Eritrean president Isaias Afewerki and several other ministers have been reported to the police for crimes against humanity in Sweden thanks to a new law that allows such crimes to be prosecuted in the north European country.

Human rights lawyer Percy Bratt, who led the unprecedented legal move in Sweden, stated that the Swedish penal code's change enables judges to prosecute crime regardless of where they have been committed or by whom.

"This is not only symbolic. We believe there are legal grounds to prosecute the people we have named," he told AFP. "There are also many Eritreans in Sweden who could give information about the conditions in the country in general.

"There is a lot of evidence from human rights groups, particularly about indefinite imprisonment without trial," he said.

The report lists a series of alleged crimes including torture and kidnapping, and targets Afewerki and several of his ministers by name.

The development came after the UN Human Rights Council agreed to launch a year-long inquiry into human rights abuses in Eritrea.

The UN refugee agency said 313,000 people have fled Eritrea, about 6% of a population that Keetharuth said was estimated at 5 million.

Torture, arbitrary detention and severe restrictions on freedom of expression are routine in the so-called "North Korea of Africa".

Mandatory military service, imposed on all men and women between 18 and 55, is one of the main causes of flight from the country. It has been calculated that 4,000 Eritreans leave the country every month. Keetharuth said conscription in Eritrea is equal to indefinite forced labour.

It has been calculated that Eritreans now make up the single largest nationality among people fleeing in Europe across the Mediterranean.

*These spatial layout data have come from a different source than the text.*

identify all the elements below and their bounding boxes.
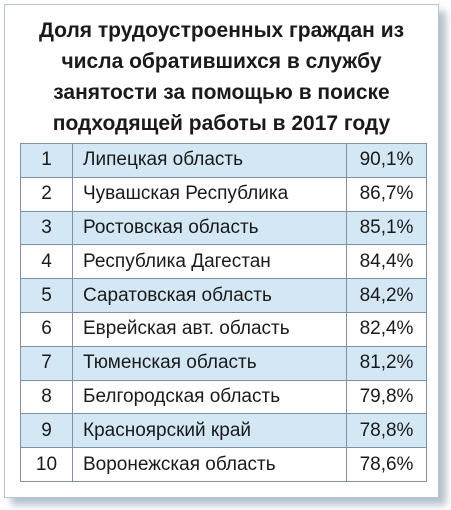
region-cell: Белгородская область: [72, 379, 347, 415]
table-row: 3 Ростовская область 85,1%: [20, 210, 427, 246]
percent-cell: 84,2%: [346, 278, 427, 313]
rank-cell: 1: [20, 143, 73, 178]
rank-cell: 9: [20, 413, 73, 449]
percent-cell: 84,4%: [346, 244, 427, 280]
infographic-card: Доля трудоустроенных граждан из числа об…: [4, 4, 439, 498]
table-row: 7 Тюменская область 81,2%: [20, 345, 427, 381]
rank-cell: 6: [20, 311, 73, 347]
rank-cell: 10: [20, 447, 73, 482]
rank-cell: 8: [20, 379, 73, 415]
table-row: 9 Красноярский край 78,8%: [20, 413, 427, 449]
region-cell: Воронежская область: [72, 447, 347, 482]
percent-cell: 90,1%: [346, 143, 427, 178]
table-row: 5 Саратовская область 84,2%: [20, 278, 427, 313]
table-row: 1 Липецкая область 90,1%: [20, 143, 427, 178]
percent-cell: 86,7%: [346, 176, 427, 212]
region-cell: Красноярский край: [72, 413, 347, 449]
rank-cell: 5: [20, 278, 73, 313]
percent-cell: 78,8%: [346, 413, 427, 449]
region-cell: Республика Дагестан: [72, 244, 347, 280]
region-cell: Липецкая область: [72, 143, 347, 178]
percent-cell: 81,2%: [346, 345, 427, 381]
rank-cell: 4: [20, 244, 73, 280]
region-cell: Тюменская область: [72, 345, 347, 381]
region-cell: Еврейская авт. область: [72, 311, 347, 347]
percent-cell: 85,1%: [346, 210, 427, 246]
ranking-table-body: 1 Липецкая область 90,1% 2 Чувашская Рес…: [20, 143, 427, 482]
percent-cell: 82,4%: [346, 311, 427, 347]
table-row: 2 Чувашская Республика 86,7%: [20, 176, 427, 212]
ranking-table: 1 Липецкая область 90,1% 2 Чувашская Рес…: [20, 143, 427, 482]
infographic-title: Доля трудоустроенных граждан из числа об…: [38, 19, 405, 135]
table-row: 10 Воронежская область 78,6%: [20, 447, 427, 482]
rank-cell: 2: [20, 176, 73, 212]
table-row: 6 Еврейская авт. область 82,4%: [20, 311, 427, 347]
table-row: 8 Белгородская область 79,8%: [20, 379, 427, 415]
region-cell: Ростовская область: [72, 210, 347, 246]
rank-cell: 7: [20, 345, 73, 381]
region-cell: Саратовская область: [72, 278, 347, 313]
region-cell: Чувашская Республика: [72, 176, 347, 212]
percent-cell: 79,8%: [346, 379, 427, 415]
percent-cell: 78,6%: [346, 447, 427, 482]
rank-cell: 3: [20, 210, 73, 246]
table-row: 4 Республика Дагестан 84,4%: [20, 244, 427, 280]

A study, released by human rights activist, reported that between 2007 and 2012, some 25,000 to 30,000 migrants were trafficked by Eritrean and Sudanese security officers, who are believed to collude with Bedouin gangs.

According to the study, Eritreans are abducted by senior military officers and smuggled into Sudan. There, they phone the victims' families and threaten to sell the hostages to Bedouin traffickers in Sinai, if relatives do not raise tens of thousands of dollars.

A special investigation by IBTimes UK confirmed that the Eritrean government still collects a controversial "diaspora tax" from nationals living in the UK - despite assurances by British officials that the practice has been stopped.

The collection of a 2% income tax on Eritrean nationals living abroad violates UN resolution 2023 which condemns Eritrea's use of the tax to "destabilise the Horn of Africa region and to violate the sanctions regime". Some of the money is used to procure weapons for Islamic militants.

The UN Security Council hardened sanctions against Eritrea in December 2011 over its alleged support for Islamist militant groups such as Somalia's al-Shabaab.